The distribution of the name, often later corrupted to Blagrove, is largely confined to the South of England, especially Berkshire, Oxfordshire and Sussex. The Blagraves of Watchfield quartered their arms with those of Garrard; the Blagraves of Bedwyn with Bellamy and Wright. The first Calcot branch also quartered with Cobb, Langston & Gore; the second Calcot branch with those of Gore and Blagrave. The family appears in the Heralds' Visitations of Berkshire for 1566 and 1665/6, as well as Ashmoleís additions and the Visitation of London 1687/1700. There are 82 Blagrave wills listed in the records of the Archdeaconry of Berkshire between 1480 and 1858. There are 36 Berkshire wills listed in the records of the Prerogative Court of Canterbury. Blagrave Street in Reading, the Blagrave Arms public house in that street and the Blagrave Recreation Ground in Tilehurst are all named after them.
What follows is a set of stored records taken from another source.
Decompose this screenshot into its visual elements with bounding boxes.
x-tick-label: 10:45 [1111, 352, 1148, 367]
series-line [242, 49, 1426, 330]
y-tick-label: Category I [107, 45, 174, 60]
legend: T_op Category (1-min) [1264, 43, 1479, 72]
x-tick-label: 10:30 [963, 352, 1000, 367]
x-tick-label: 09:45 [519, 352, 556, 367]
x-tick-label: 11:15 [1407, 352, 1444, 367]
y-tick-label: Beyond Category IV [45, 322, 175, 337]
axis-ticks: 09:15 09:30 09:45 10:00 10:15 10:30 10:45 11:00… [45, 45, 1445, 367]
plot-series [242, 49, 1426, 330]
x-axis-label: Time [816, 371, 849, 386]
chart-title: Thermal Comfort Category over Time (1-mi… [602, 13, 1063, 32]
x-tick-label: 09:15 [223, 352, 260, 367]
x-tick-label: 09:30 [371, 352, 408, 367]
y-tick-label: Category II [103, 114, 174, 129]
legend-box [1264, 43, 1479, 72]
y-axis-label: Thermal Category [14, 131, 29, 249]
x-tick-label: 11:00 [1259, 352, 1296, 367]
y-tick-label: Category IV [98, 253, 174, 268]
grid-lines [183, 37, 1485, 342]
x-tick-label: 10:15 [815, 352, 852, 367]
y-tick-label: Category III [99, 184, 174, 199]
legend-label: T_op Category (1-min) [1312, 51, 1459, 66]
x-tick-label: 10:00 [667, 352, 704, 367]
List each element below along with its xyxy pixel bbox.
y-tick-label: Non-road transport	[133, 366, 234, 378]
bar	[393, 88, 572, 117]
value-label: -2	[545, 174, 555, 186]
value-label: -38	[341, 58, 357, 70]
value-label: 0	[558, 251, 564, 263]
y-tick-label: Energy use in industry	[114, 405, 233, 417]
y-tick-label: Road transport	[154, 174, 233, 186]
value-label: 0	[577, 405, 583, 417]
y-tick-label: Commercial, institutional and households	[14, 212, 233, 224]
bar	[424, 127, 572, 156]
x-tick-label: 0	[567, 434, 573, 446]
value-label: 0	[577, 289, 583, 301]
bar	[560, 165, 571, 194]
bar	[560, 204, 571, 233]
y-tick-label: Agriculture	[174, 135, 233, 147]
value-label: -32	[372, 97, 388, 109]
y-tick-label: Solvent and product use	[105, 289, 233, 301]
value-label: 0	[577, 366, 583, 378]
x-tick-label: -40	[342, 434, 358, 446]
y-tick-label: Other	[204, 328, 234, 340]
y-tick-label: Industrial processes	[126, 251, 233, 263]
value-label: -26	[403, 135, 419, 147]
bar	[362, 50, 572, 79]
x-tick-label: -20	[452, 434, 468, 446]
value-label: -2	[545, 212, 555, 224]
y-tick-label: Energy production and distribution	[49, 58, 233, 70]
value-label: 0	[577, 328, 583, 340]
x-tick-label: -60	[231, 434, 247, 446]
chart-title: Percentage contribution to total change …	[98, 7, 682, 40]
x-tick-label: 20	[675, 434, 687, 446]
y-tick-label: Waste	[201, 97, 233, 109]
There are a number of heraldic ledger stone memorials in Shrivenham Church to the family, some disappointingly small mural plaques in Tilehurst Church, a few remains of a once fine, probably effigial, monument in Sonning Church and John Blagrave the Mathematician's excellent chunky mural monument, featuring a demi-figure effigy and allegorical figures of mathematical shapes, in St. Laurence's Church in Reading.